Fifa has banned former executive committee member and ex-Concacaf general
secretary Chuck Blazer from all football related activity for life.
Blazer, 70, worked undercover with prosecutors in the United States after pleading
guilty to charges of bribery, money laundering and tax evasion.
In May, several Fifa officials were arrested on charges of
racketeering, fraud and
money laundering.
A Fifa statement said Blazer "committed many and various acts of misconduct".
Overall, 14 people were indicted, with the US justice department alleging bribes and
kickbacks estimated at more than $150m (£97m) over a 24-year period.

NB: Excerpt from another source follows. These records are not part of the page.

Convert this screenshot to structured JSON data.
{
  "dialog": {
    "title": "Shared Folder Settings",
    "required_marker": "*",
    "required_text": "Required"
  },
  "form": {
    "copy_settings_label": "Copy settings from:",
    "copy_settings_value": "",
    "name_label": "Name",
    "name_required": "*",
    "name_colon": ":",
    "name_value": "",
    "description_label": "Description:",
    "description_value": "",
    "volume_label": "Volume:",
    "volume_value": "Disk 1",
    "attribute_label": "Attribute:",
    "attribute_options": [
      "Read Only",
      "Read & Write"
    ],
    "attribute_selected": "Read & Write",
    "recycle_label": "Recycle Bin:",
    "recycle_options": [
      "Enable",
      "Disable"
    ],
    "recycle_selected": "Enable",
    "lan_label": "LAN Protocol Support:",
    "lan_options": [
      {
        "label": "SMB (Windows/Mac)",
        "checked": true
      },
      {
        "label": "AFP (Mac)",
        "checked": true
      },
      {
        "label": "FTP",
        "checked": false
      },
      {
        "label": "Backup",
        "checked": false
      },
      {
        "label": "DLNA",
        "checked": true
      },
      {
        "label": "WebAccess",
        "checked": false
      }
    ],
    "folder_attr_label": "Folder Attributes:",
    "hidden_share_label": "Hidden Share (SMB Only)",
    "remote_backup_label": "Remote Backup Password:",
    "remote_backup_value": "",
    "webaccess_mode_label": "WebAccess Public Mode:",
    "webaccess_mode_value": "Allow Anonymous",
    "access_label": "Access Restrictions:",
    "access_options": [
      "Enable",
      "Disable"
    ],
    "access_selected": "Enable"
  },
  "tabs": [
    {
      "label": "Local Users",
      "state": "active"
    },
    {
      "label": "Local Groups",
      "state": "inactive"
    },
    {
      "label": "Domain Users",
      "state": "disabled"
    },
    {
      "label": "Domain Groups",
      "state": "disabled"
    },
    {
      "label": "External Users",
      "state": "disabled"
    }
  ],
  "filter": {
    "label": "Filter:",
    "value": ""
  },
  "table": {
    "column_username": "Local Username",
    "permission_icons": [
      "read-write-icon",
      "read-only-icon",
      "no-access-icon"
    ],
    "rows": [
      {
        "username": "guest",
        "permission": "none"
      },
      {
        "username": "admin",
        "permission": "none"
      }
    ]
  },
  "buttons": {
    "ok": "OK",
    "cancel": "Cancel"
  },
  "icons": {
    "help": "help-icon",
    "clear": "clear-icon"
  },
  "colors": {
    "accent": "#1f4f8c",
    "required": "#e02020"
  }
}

Blazer was the second highest official in Fifa's North and Central American and
Caribbean region (Concacaf) from 1990 to 2011 and also served on Fifa's executive
committee between 1997 and 2013
In a transcript from a 2013 US hearing, the American pleaded guilty to 10 charges.
Blazer admitted that he and others on the executive committee of football's world
governing body agreed to accept bribes in connection with the choice of South Africa
as 2010 World Cup hosts.
He said he also facilitated bribes over the 1998 event.
A document of his agreement with US prosecutors shows Blazer was secretly co-
operating with them from December 2011.
The New York Daily News reported in 2014 that Blazer had bugged meetings with Fifa
executives at the London 2012 Olympics with a wire device concealed in a key fob.
Fifa had suspended its investigation into Blazer because of his "ill health" but reopened
it in December 2014, leading to his lifelong ban.
In its statement Fifa added: "The decision was taken on the basis of investigations
carried out by the investigatory chamber of the ethics committee in response to the
final report of the Concacaf integrity committee and the latest facts presented by the
US Attorney's Office for the Eastern District of New York."